With top-up fees just around the corner the government has decided it needs to make some changes at the Student Loans Company (SLC). Higher Education Minister Bill Rammell’s office blasted out a press release claiming the new system would provide, ‘Clearer information, faster decisions, timely payments, and accurate repayments’.
This all sounds great, except that the most pressing problem the SLC wants fixed is one the government seems intent on ignoring. At issue is the fact that the SLC, unlike every other financial organisation in the UK, does not share information about its borrowers with credit reference agencies. So a student can have a loan with the SLC and not be paying it back, but still apply for credit from any high street bank, who can’t be told by the SLC that this person is a credit risk.
When we asked the SLC whether the changes announced by Bill Rammell would rectify this, they replied that they had asked the government to change the legislation, ‘to ensure we are engaged in responsible lending’, but that, ‘Thus far, the government does not propose to accept the SLC’s proposal’. So the government is promising clarity to somebody (possibly students who will be in hock to it) but not to the financial community. While this seems completely illogical, perhaps the rationale in hiding this problem from the wider financial community is that the Labour Party and particularly, aspiring Prime Minister Gordon Brown, don’t want any bad news stories about education and finance right now (unless they can blame them on Tony Blair).
Another SLC story the government seems loathe to discuss is the sale of two tranches from the SLC’s loan book. One piece worth £1.03bn was sold to Honours Student Loans, a company owned by Deutsche Bank and the Nationwide Building Society. The second chunk, worth £1.02bn, was sold to a company called Finance for Higher Education Limited. This is a subsidiary of Higher Education Securities Investments Series No.1 plc, owned by Capita Financial Trust Limited, who are in turn owned by Capita Fiduciary Group, and at the end of the line is the Capita Group. Yes, the same company who have won huge contracts under the present government (including the ill fated Connexions Card) and whose Chairman has taken early retirement because of controversy over his personal £1m loan to the Labour Party.
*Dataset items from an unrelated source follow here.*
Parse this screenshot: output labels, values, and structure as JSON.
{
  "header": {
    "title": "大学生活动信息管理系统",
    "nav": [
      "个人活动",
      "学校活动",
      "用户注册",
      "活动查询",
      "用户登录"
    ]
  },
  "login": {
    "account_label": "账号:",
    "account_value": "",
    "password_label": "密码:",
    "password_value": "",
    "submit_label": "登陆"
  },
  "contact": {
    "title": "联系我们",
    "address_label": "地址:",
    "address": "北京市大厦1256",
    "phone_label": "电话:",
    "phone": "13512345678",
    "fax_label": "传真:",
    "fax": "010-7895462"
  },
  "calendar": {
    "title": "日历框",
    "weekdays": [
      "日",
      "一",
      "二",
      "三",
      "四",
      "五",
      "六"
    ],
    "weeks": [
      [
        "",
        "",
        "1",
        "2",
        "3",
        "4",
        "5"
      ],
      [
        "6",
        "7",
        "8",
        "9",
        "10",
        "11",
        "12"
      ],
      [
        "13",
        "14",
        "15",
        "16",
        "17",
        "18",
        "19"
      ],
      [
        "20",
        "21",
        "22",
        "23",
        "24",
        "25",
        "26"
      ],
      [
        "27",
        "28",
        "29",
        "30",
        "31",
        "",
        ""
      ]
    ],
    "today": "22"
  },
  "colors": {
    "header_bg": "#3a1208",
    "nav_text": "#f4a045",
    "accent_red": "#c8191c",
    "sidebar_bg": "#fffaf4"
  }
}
The introduction of Top up Fees will see the value of loans held by the SLC explode, well beyond the £15bn it already owns. With such huge sums involved, it seems little wonder that the government is very keen to try and isolate any shocks from this debt, triggering problems in London’s finance markets. By happy coincidence the SLC have told the assignment that they are ‘not aware of any plans by the government’ to sell off any more of its loan book.